With reference to Anup Roy’s report, “Supply 40% notes to villages: RBI to banks” (January 4), although this is not the time for a blame game, the Reserve Bank of India’s latest instructions may be interpreted as tacit admission of the fact that the government and the banking system, including the central bank, missed taking a few steps while demonetising Rs 500 and Rs 1,000 notes November 8 onwards.
These steps include readying at least a majority of ATMs to dispense the new high-denomination notes of different design and size, the print order for which had been given long back.
Also, more low-denomination notes should have been stocked in semi-urban and rural areas where people were likely to use cash more than electronic payment systems for their transactions.
In hindsight, these two steps could have been taken without affecting the “secrecy” surrounding the announcement of demonetisation.
Until recently, the banking system had not made its presence felt in India beyond a “walkable” distance. Those who are responsible for this state of affairs are now in the Opposition.
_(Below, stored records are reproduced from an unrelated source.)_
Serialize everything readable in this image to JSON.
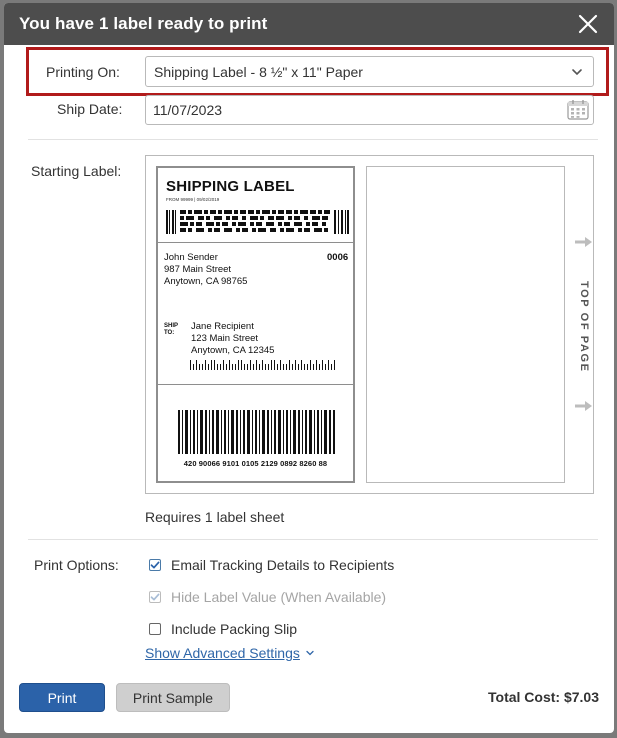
{
  "dialog": {
    "title": "You have 1 label ready to print"
  },
  "form": {
    "printing_on_label": "Printing On:",
    "printing_on_value": "Shipping Label - 8 ½\" x 11\" Paper",
    "ship_date_label": "Ship Date:",
    "ship_date_value": "11/07/2023",
    "starting_label_label": "Starting Label:"
  },
  "sample_label": {
    "title": "SHIPPING LABEL",
    "from_line": "FROM 99999  |  09/02/2019",
    "sender_lines": "John Sender\n987 Main Street\nAnytown, CA 98765",
    "number": "0006",
    "ship_to": "SHIP\nTO:",
    "recipient_lines": "Jane Recipient\n123 Main Street\nAnytown, CA 12345",
    "tracking_number": "420 90066 9101 0105 2129 0892 8260 88"
  },
  "top_of_page_text": "TOP OF PAGE",
  "requires_text": "Requires 1 label sheet",
  "print_options": {
    "label": "Print Options:",
    "items": [
      {
        "label": "Email Tracking Details to Recipients",
        "checked": true,
        "disabled": false
      },
      {
        "label": "Hide Label Value (When Available)",
        "checked": true,
        "disabled": true
      },
      {
        "label": "Include Packing Slip",
        "checked": false,
        "disabled": false
      }
    ],
    "advanced_link": "Show Advanced Settings"
  },
  "footer": {
    "print_button": "Print",
    "print_sample_button": "Print Sample",
    "total_cost": "Total Cost: $7.03"
  },
  "colors": {
    "titlebar": "#4d4d4d",
    "highlight_border": "#b11b1b",
    "primary_button": "#2b62a9",
    "link": "#2f66a8"
  }
}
Also, the imported concept of banking correspondents is yet to take root in India.
A word of caution about new gadgets and systems for money transfer: Even at the cost of delay, new instruments and systems should be tested for universal acceptability and compatibility with the technology and gadgets in use. Changes in instruments and procedures may hamper public trust; there is also the cost aspect.
One possible reason for the present chaos is piecemeal outsourcing of work by institutions to agencies that bear no moral allegiance to their hirers. New strategies have to be drawn up to build reliable relationships between owners and employees in the current era of hiring and firing at higher levels and contract or bonded labour at lower levels.